We have a cheer for the news that a proposed bill to instate a big -game hunting raffle in Colorado was struck down due to lack of interest and has been tabled until next year. State Sen. Ray Scott, R-Grand Junction, proposed the bill with the hopes of creating a raffle that would offer licenses to hunters to kill an array of Big Game species in the state including moose, black bears, mountain lions, elk, deer, bighorn sheep, goat, and antelope. 

The proposal was completely out of touch with reality, considering how the numbers of hunters in the state overall have declined 6 percent between 2003 and 2017. In fact, according the 2011 census, Colorado residents that participate in wildlife-watching outnumber those that participate in hunting by more than 9:1. Hunters represent a small minority of Colorado’s population – just 4.6 percent.

Many activists, including Friends of Animals, showed up Tuesday to testify against the bill in front of the Senate Finance Committee.
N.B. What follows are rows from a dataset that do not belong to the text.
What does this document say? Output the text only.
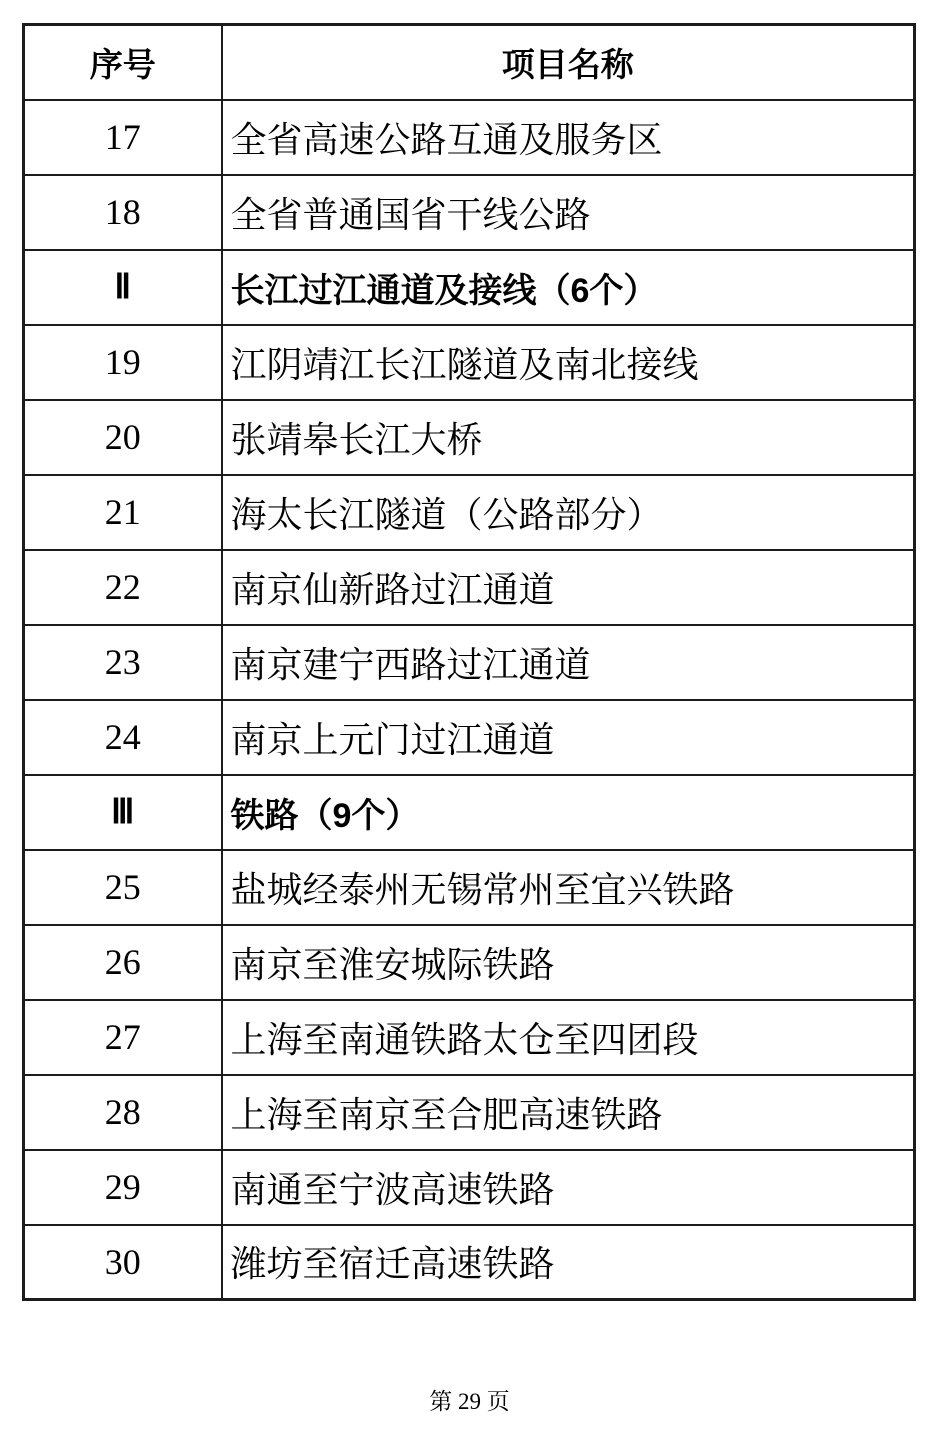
序号	项目名称
17	全省高速公路互通及服务区
18	全省普通国省干线公路
Ⅱ	长江过江通道及接线（6个）
19	江阴靖江长江隧道及南北接线
20	张靖皋长江大桥
21	海太长江隧道（公路部分）
22	南京仙新路过江通道
23	南京建宁西路过江通道
24	南京上元门过江通道
Ⅲ	铁路（9个）
25	盐城经泰州无锡常州至宜兴铁路
26	南京至淮安城际铁路
27	上海至南通铁路太仓至四团段
28	上海至南京至合肥高速铁路
29	南通至宁波高速铁路
30	潍坊至宿迁高速铁路
第 29 页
Jennifer Best, FoA’s Wildlife Law Program assistant director told the committee,   “It was initially said that this would help habitat, but there’s nothing in the bill that requires any of the proceeds even goes to habitat. The nonhunters in Colorado deserve a seat at the table to discuss how to manage Colorado wildlife and not, as the bill does here, set up a committee of hunters to give money to more organizations to recruit more hunters.”